Mais il frappe aussi par certaines omissions : alors que depuis les années 2000 on parlait de 'circonstances extrêmes de légitime défense', le président a parlé simplement de... 'circonstances extrêmes'.
À mon sens, le message que Monsieur Macron veut envoyer est celui de la liberté d'action maximale , il ne veut pas être contraint par des concepts particuliers.
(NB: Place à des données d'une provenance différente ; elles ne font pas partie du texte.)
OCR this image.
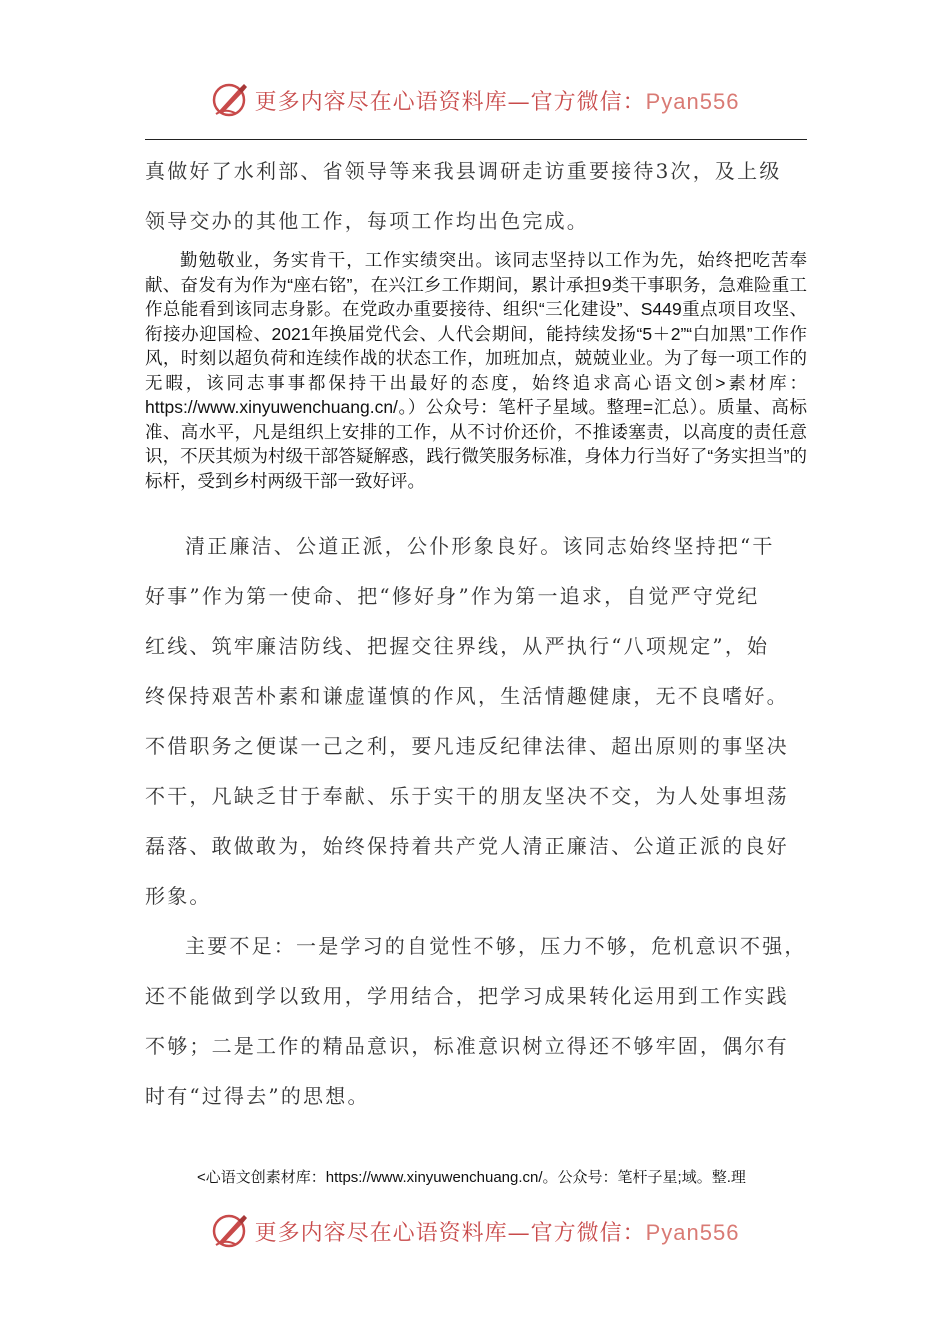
更多内容尽在心语资料库—官方微信：Pyan556
真做好了水利部、省领导等来我县调研走访重要接待3次，及上级
领导交办的其他工作，每项工作均出色完成。

勤勉敬业，务实肯干，工作实绩突出。该同志坚持以工作为先，始终把吃苦奉献、奋发有为作为“座右铭”，在兴江乡工作期间，累计承担9类干事职务，急难险重工作总能看到该同志身影。在党政办重要接待、组织“三化建设”、S449重点项目攻坚、衔接办迎国检、2021年换届党代会、人代会期间，能持续发扬“5＋2”“白加黑”工作作风，时刻以超负荷和连续作战的状态工作，加班加点，兢兢业业。为了每一项工作的无暇，该同志事事都保持干出最好的态度，始终追求高心语文创>素材库：https://www.xinyuwenchuang.cn/。）公众号：笔杆子星域。整理=汇总）。质量、高标准、高水平，凡是组织上安排的工作，从不讨价还价，不推诿塞责，以高度的责任意识，不厌其烦为村级干部答疑解惑，践行微笑服务标准，身体力行当好了“务实担当”的标杆，受到乡村两级干部一致好评。

清正廉洁、公道正派，公仆形象良好。该同志始终坚持把“干
好事”作为第一使命、把“修好身”作为第一追求，自觉严守党纪
红线、筑牢廉洁防线、把握交往界线，从严执行“八项规定”，始
终保持艰苦朴素和谦虚谨慎的作风，生活情趣健康，无不良嗜好。
不借职务之便谋一己之利，要凡违反纪律法律、超出原则的事坚决
不干，凡缺乏甘于奉献、乐于实干的朋友坚决不交，为人处事坦荡
磊落、敢做敢为，始终保持着共产党人清正廉洁、公道正派的良好
形象。
主要不足：一是学习的自觉性不够，压力不够，危机意识不强，
还不能做到学以致用，学用结合，把学习成果转化运用到工作实践
不够；二是工作的精品意识，标准意识树立得还不够牢固，偶尔有
时有“过得去”的思想。
<心语文创素材库：https://www.xinyuwenchuang.cn/。公众号：笔杆子星;域。整.理
更多内容尽在心语资料库—官方微信：Pyan556
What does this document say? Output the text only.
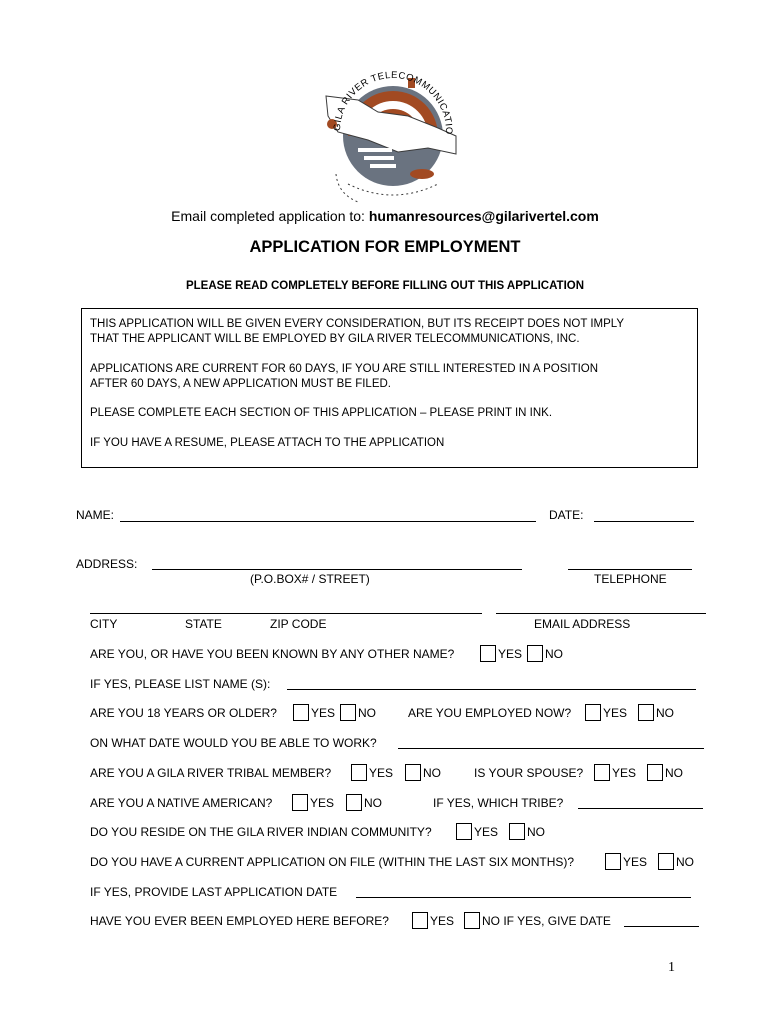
GILA RIVER TELECOMMUNICATIO
Email completed application to: humanresources@gilarivertel.com
APPLICATION FOR EMPLOYMENT
PLEASE READ COMPLETELY BEFORE FILLING OUT THIS APPLICATION

THIS APPLICATION WILL BE GIVEN EVERY CONSIDERATION, BUT ITS RECEIPT DOES NOT IMPLY

THAT THE APPLICANT WILL BE EMPLOYED BY GILA RIVER TELECOMMUNICATIONS, INC.

APPLICATIONS ARE CURRENT FOR 60 DAYS, IF YOU ARE STILL INTERESTED IN A POSITION

AFTER 60 DAYS, A NEW APPLICATION MUST BE FILED.

PLEASE COMPLETE EACH SECTION OF THIS APPLICATION – PLEASE PRINT IN INK.

IF YOU HAVE A RESUME, PLEASE ATTACH TO THE APPLICATION

NAME:	DATE:
ADDRESS:
(P.O.BOX# / STREET)	TELEPHONE
CITY	STATE	ZIP CODE	EMAIL ADDRESS
ARE YOU, OR HAVE YOU BEEN KNOWN BY ANY OTHER NAME?	YES NO
IF YES, PLEASE LIST NAME (S):
ARE YOU 18 YEARS OR OLDER?	YES NO	ARE YOU EMPLOYED NOW?	YES NO
ON WHAT DATE WOULD YOU BE ABLE TO WORK?
ARE YOU A GILA RIVER TRIBAL MEMBER?	YES NO	IS YOUR SPOUSE? YES NO
ARE YOU A NATIVE AMERICAN?	YES NO	IF YES, WHICH TRIBE?
DO YOU RESIDE ON THE GILA RIVER INDIAN COMMUNITY?	YES NO
DO YOU HAVE A CURRENT APPLICATION ON FILE (WITHIN THE LAST SIX MONTHS)?	YES NO
IF YES, PROVIDE LAST APPLICATION DATE
HAVE YOU EVER BEEN EMPLOYED HERE BEFORE?	YES NO IF YES, GIVE DATE
1
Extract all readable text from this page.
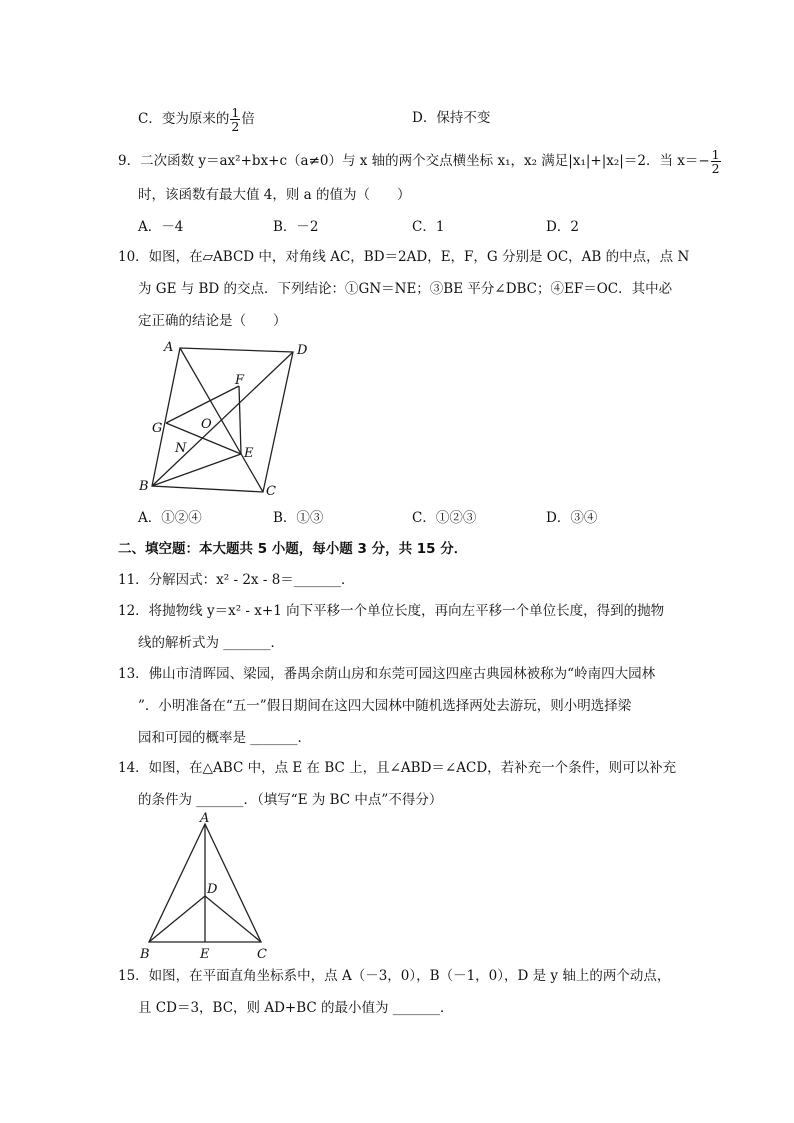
C．变为原来的 $\frac{1}{2}$ 倍	D．保持不变
9．二次函数 y＝ax²+bx+c（a≠0）与 x 轴的两个交点横坐标 x₁，x₂ 满足|x₁|+|x₂|＝2．当 $x=- \frac{1}{2}$
时，该函数有最大值 4，则 a 的值为（　　）
A．－4	B．－2	C．1	D．2
10．如图，在▱ABCD 中，对角线 AC，BD＝2AD，E，F，G 分别是 OC，AB 的中点，点 N
为 GE 与 BD 的交点．下列结论：①GN＝NE；③BE 平分∠DBC；④EF＝OC．其中必
定正确的结论是（　　）
A	D
F
G	O
N	E
B	C
A．①②④	B．①③	C．①②③	D．③④
二、填空题：本大题共 5 小题，每小题 3 分，共 15 分．
11．分解因式：x² - 2x - 8＝_______．
12．将抛物线 y＝x² - x+1 向下平移一个单位长度，再向左平移一个单位长度，得到的抛物
线的解析式为 _______．
13．佛山市清晖园、梁园，番禺余荫山房和东莞可园这四座古典园林被称为“岭南四大园林
”．小明准备在“五一”假日期间在这四大园林中随机选择两处去游玩，则小明选择梁
园和可园的概率是 _______．
14．如图，在△ABC 中，点 E 在 BC 上，且∠ABD＝∠ACD，若补充一个条件，则可以补充
的条件为 _______．（填写“E 为 BC 中点”不得分）
A
D
B	E	C
15．如图，在平面直角坐标系中，点 A（－3，0），B（－1，0），D 是 y 轴上的两个动点，
且 CD＝3，BC，则 AD+BC 的最小值为 _______．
Le concept de dissuasion avancée est une ligne de crête. C'est une avancée réelle, mais qui ne brise aucun des tabous fondateurs de la dissuasion française et ne remet pas en cause les fondements de la politique de dissuasion mise en place par le général de Gaulle. Je ne vois là rien qui puisse être gênant pour le successeur du président car il y a suffisamment d'interprétations possibles pour qu'il ne soit pas jetée à la rivière dès 2027."
• Quelles nouveautés sémantiques sont notables ?
"On remarque que l'expression 'dommages inacceptables', qui est au coeur de notre doctrine depuis depuis 50 ans, n'est pas mentionnée. De même que n'est pas mentionnée la notion de 'centres de pouvoir', qui date elle de 2001. À la place, on évoque seulement des frappes garantissant que l'État concerné 'ne puisse s'en remettre'.
Il y a aussi une référence très allusive aux pays asiatiques , quand il dit qu'aucun État même 'lointain' ne pourrait se soustraire à la dissuasion française. C'est un rappel que nos missiles peuvent atteindre la Chine et la Corée du Nord, au cas où ces pays s'engageraient dans un chantage nucléaire contre l'Europe."